A evolução da comunicação é feita por diferentes etapas de sociabilidade. Primeiramente a comunicação era feita de porta-à-porta, a pessoa deslocava-se até a casa do vizinho para se comunicar, de modo que a maioria dos relacionamentos

acontecia dentro das casas. Com o desenvolvimento das cidades e dos meios de transporte, as pessoas começaram a se deslocar mais e viajar para locais distantes; assim, o contato era feito de lugar-a-lugar. Atualmente, a comunicação é dada de pessoa-a-pessoa. A idéia de permanecer no lar é reforçada pelo desenvolvimento das comunicações, pela facilidade de comunicação com muitas pessoas, enraizando o usuário em suas mesas da moradia ou do trabalho.O celular e os equipamentos portáteis liberam as pessoas do grupo e do lugar, tornam a vida móvel e os relacionamentos fisicamente dispersos. A comunicação evoluiu para um contato de papel-a-papel, pois os contatos na rede estão cada vez mais especializados. A pessoa mantém contato com seus pares, seja emocional profissional e outros. O importante é ter um interesse em comum (WELLMAN, 2005).

Indiretamente, o desenvolvimento das redes digitais interativas favorece outros movimentos de virtualização que não é o da informação propriamente dita. Assim, a comunicação continua, com o digital, um movimento de virtualização iniciado há muito tempo pelas técnicas mais antigas, como a escrita, a gravação de som e imagem, o rádio, a televisão e o telefone. O ciberespaço encoraja um estilo de relacionamento independente dos lugares geográficos (telecomunicação, telepresença) e da coincidência dos tempos (comunicação assíncrona) [...]. Contudo, apenas as particularidades técnicas do ciberespaço permitem que os membros de um grupo humano (que podem ser tantos quanto se quiser) se coordenem, cooperem, alimentem e consultem uma memória comum, isto quase em tempo real, apesar da distribuição geográfica e da diferença de horários.
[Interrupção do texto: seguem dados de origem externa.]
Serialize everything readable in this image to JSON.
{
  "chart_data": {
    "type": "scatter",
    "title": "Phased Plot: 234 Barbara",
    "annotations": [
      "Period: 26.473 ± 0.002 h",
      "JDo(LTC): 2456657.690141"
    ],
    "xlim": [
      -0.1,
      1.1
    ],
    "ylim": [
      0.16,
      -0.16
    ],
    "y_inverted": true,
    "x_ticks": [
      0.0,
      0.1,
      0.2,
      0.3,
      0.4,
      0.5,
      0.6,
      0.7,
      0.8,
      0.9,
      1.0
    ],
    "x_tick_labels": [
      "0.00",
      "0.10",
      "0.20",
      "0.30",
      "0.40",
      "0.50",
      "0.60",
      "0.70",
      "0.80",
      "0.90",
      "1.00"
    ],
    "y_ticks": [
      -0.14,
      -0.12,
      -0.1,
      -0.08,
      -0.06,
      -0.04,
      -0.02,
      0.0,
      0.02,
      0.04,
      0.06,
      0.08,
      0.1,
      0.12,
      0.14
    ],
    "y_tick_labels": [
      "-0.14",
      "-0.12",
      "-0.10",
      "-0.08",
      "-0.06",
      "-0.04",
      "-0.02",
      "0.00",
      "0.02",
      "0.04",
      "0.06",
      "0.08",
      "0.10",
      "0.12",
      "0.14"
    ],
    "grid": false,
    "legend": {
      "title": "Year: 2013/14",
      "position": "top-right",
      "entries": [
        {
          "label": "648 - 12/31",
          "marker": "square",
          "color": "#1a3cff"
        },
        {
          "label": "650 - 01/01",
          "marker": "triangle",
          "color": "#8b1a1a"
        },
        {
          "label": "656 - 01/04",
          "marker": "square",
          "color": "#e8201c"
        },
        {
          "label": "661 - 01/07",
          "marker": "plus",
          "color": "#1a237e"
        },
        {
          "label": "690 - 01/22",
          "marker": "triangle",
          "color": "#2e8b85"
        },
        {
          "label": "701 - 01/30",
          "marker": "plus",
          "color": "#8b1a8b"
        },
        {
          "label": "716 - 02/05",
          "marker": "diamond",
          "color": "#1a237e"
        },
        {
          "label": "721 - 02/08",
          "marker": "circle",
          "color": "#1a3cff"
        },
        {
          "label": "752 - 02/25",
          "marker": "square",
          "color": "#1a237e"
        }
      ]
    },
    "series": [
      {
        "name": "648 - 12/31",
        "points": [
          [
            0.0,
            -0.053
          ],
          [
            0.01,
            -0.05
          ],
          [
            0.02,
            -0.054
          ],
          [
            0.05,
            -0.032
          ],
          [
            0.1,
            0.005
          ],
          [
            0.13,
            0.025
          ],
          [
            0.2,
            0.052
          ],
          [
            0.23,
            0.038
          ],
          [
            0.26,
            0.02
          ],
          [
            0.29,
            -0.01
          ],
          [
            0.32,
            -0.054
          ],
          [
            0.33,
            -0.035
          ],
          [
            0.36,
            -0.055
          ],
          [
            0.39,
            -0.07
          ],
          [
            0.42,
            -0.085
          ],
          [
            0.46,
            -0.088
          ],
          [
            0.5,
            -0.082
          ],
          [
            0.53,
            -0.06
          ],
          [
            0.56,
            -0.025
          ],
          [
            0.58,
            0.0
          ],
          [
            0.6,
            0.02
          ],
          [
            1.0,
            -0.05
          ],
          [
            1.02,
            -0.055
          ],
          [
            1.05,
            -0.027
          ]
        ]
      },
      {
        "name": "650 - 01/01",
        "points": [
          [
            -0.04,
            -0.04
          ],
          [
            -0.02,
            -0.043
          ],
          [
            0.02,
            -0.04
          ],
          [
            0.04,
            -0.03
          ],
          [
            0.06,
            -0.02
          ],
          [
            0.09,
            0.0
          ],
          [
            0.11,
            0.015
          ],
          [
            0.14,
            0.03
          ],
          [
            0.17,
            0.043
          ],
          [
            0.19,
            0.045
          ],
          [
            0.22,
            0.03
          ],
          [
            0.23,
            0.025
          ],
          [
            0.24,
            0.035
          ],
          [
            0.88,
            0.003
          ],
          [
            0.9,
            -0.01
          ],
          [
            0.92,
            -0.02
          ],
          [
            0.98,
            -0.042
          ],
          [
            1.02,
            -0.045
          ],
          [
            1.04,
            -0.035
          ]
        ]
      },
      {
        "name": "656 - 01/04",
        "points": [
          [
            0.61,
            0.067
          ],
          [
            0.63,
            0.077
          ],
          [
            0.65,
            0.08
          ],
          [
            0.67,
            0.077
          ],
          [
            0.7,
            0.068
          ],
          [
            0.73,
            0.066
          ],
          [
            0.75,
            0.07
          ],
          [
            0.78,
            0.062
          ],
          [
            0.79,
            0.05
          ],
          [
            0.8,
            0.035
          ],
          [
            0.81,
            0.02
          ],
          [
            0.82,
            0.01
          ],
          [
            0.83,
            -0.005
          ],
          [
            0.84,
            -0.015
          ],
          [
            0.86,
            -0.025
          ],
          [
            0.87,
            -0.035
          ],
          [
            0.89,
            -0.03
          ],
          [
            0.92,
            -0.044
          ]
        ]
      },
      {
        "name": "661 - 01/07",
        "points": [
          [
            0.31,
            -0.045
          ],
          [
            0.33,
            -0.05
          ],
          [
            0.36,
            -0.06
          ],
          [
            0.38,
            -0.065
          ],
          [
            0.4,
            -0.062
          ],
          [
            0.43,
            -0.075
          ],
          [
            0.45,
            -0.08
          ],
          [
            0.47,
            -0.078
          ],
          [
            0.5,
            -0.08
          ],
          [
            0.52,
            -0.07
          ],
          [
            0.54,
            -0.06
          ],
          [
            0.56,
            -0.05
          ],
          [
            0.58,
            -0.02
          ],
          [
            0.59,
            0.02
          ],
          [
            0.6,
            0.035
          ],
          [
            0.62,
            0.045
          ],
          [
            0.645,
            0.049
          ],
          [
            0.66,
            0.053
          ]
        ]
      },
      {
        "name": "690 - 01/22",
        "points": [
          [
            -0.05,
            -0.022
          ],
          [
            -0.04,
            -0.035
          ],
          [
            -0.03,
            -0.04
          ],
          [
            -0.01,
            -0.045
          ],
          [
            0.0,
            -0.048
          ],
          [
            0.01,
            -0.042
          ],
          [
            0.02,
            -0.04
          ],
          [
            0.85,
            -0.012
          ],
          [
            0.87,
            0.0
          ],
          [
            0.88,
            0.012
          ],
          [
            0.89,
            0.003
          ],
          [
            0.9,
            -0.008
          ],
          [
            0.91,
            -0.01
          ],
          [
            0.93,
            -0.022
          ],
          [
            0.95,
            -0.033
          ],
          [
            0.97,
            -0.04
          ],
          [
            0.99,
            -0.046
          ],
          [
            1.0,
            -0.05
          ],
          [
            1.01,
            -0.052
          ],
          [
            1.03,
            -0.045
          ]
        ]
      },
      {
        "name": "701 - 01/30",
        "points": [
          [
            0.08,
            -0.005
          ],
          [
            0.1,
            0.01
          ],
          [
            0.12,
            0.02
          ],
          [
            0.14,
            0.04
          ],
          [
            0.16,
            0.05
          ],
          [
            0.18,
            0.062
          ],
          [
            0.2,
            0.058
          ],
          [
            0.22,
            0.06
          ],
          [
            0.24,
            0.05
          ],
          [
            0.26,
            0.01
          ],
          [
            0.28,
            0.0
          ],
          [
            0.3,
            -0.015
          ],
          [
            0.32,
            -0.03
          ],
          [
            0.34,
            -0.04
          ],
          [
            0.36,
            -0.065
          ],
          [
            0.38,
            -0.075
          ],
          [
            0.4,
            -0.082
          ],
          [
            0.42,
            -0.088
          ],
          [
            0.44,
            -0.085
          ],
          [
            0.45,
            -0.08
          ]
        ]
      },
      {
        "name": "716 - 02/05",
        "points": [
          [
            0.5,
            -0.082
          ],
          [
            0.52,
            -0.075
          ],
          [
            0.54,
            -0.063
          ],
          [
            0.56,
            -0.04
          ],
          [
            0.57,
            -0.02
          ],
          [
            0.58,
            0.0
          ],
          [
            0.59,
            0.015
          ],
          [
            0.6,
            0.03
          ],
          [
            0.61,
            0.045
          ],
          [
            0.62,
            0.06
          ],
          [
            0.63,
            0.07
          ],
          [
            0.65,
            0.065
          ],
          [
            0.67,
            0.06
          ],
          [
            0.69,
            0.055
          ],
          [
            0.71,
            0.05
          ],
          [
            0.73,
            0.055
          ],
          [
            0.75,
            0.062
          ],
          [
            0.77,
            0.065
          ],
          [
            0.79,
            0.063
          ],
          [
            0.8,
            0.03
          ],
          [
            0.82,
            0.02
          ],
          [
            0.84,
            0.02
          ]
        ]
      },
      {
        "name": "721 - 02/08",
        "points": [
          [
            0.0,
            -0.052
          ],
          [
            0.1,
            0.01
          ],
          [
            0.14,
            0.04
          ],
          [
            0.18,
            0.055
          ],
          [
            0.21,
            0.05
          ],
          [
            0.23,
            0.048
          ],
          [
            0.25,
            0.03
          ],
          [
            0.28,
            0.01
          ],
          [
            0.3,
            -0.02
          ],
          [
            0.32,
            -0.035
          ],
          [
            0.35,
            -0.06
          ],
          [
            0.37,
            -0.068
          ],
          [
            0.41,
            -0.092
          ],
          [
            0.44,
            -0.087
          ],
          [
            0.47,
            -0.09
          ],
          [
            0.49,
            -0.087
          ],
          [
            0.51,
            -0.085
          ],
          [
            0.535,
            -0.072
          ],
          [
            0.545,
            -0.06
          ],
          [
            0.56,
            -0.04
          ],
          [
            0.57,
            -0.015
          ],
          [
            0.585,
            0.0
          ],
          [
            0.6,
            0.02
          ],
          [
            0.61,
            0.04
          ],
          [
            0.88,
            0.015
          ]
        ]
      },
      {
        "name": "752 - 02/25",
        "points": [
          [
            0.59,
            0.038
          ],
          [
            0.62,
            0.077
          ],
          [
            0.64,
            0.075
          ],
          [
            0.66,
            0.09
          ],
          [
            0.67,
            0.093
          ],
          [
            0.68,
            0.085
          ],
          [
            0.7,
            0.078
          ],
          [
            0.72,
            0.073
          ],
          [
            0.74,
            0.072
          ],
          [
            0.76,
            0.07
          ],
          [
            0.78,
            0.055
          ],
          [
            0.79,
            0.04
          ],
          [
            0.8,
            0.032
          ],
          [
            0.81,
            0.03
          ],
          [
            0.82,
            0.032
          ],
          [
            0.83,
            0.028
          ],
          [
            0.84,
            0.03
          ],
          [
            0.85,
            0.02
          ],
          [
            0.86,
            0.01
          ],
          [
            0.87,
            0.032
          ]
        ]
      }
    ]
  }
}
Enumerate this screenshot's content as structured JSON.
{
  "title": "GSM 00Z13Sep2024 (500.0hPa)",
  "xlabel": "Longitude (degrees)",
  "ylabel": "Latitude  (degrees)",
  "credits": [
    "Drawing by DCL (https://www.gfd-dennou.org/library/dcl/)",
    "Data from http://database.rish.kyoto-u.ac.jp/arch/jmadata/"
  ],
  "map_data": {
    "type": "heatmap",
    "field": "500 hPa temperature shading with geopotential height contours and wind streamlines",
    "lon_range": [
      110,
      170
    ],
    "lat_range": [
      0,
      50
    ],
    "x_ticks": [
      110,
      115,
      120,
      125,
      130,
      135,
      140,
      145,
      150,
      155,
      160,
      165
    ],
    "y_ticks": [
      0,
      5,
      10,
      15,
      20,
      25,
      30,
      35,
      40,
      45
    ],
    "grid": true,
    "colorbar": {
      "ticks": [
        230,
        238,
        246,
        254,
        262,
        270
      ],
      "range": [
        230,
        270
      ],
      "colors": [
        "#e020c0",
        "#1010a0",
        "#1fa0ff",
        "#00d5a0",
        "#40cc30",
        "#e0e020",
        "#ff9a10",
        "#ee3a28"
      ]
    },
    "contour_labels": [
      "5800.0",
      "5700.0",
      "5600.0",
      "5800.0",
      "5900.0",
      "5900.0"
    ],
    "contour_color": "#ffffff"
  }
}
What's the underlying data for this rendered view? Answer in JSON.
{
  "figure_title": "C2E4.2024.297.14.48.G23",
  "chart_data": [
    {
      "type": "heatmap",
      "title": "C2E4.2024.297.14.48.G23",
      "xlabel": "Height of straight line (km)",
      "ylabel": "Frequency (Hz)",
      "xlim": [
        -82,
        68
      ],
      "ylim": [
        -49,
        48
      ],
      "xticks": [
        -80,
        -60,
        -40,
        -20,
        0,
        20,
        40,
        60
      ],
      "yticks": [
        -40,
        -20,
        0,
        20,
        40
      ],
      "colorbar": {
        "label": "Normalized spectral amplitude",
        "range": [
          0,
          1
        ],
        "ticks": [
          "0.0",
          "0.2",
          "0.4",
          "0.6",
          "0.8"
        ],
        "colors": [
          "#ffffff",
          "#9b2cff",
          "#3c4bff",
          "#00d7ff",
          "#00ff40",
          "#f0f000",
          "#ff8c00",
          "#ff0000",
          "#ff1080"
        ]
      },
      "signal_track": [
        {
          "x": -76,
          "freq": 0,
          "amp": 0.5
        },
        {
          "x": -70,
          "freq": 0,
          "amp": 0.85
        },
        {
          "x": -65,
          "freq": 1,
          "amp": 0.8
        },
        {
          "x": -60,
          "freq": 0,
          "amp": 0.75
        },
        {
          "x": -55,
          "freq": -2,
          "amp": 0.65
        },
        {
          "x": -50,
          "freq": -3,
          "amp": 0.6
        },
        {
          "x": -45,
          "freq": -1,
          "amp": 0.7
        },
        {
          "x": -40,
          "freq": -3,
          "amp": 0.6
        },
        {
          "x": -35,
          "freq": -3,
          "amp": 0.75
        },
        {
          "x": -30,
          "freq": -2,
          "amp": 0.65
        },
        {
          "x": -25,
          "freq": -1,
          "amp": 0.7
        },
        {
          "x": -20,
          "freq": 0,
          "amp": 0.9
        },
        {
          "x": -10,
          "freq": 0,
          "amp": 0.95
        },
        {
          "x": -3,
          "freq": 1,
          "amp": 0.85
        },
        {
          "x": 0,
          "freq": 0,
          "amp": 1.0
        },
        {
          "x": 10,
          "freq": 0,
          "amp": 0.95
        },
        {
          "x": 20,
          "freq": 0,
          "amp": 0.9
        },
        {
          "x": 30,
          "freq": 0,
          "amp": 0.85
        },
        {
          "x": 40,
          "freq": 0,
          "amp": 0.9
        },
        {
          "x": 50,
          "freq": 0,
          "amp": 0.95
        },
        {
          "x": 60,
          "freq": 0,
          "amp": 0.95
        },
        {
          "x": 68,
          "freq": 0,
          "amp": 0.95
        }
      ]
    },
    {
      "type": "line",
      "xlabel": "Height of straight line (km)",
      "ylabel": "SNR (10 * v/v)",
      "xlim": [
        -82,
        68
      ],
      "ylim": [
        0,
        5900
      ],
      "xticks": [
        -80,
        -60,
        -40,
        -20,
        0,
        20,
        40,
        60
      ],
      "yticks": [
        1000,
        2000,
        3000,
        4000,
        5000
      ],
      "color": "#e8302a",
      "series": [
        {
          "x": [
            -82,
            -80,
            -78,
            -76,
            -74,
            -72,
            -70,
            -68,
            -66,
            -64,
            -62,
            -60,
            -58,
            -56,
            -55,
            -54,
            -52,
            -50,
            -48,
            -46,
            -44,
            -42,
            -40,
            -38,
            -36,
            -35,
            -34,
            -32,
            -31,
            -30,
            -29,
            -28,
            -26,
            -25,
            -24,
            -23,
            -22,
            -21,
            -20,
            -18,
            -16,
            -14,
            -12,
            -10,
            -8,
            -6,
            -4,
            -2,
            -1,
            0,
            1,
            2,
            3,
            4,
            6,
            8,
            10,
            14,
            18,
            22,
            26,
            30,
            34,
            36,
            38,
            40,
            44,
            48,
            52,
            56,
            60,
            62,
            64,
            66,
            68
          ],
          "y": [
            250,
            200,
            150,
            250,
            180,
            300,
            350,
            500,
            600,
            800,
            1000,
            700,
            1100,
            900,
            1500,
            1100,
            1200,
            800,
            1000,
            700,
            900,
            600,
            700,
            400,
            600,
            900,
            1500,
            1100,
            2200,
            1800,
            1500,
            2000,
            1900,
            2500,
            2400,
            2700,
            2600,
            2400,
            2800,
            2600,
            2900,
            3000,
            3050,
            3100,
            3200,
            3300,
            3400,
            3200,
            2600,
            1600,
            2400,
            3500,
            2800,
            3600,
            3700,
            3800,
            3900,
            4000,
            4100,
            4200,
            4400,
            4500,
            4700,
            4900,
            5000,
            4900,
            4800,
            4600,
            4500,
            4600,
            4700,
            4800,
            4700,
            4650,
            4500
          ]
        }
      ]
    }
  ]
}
O que nos conduz diretamente à virtualização das organizações que, com a ajuda das ferramentas da cibercultura, tornam-se cada vez menos dependentes de lugares determinados, de horários de trabalho fixos e de planejamentos a longo prazo [...] (LÉVY, 1999, p. 49).

A inédita possibilidade de interagir à distância e em tempo real faz o ambiente residencial cada vez mais ativo, une o trabalho e o habitar no mesmo ambiente onde as atividades da vida doméstica, social, de trabalho, produção, reprodução e divertimento interagem continuamente (DE MASI, 2000). É importante frisar a

necessidade de estudar as mudanças em conjunto. As mudanças no cotidiano do trabalho de um número muito grande de indivíduos estão afetando grupos importantes de profissionais de nível superior e de várias outras categorias de trabalhadores – faz-se acompanhar de outras alteração na vida familiar, no lazer, na cultura e na política (KUMAR, 1997).

A inserção dos novos meios de comunicação altera o ritmo da vida, ocasionando mudanças na família, no trabalho e na sociedade onde as transformações sociais e tecnológicas geralmente são mais rápidas que as transformações espaciais, ocorrendo assim um descompasso e situações que precisam de ajustes e de resolução.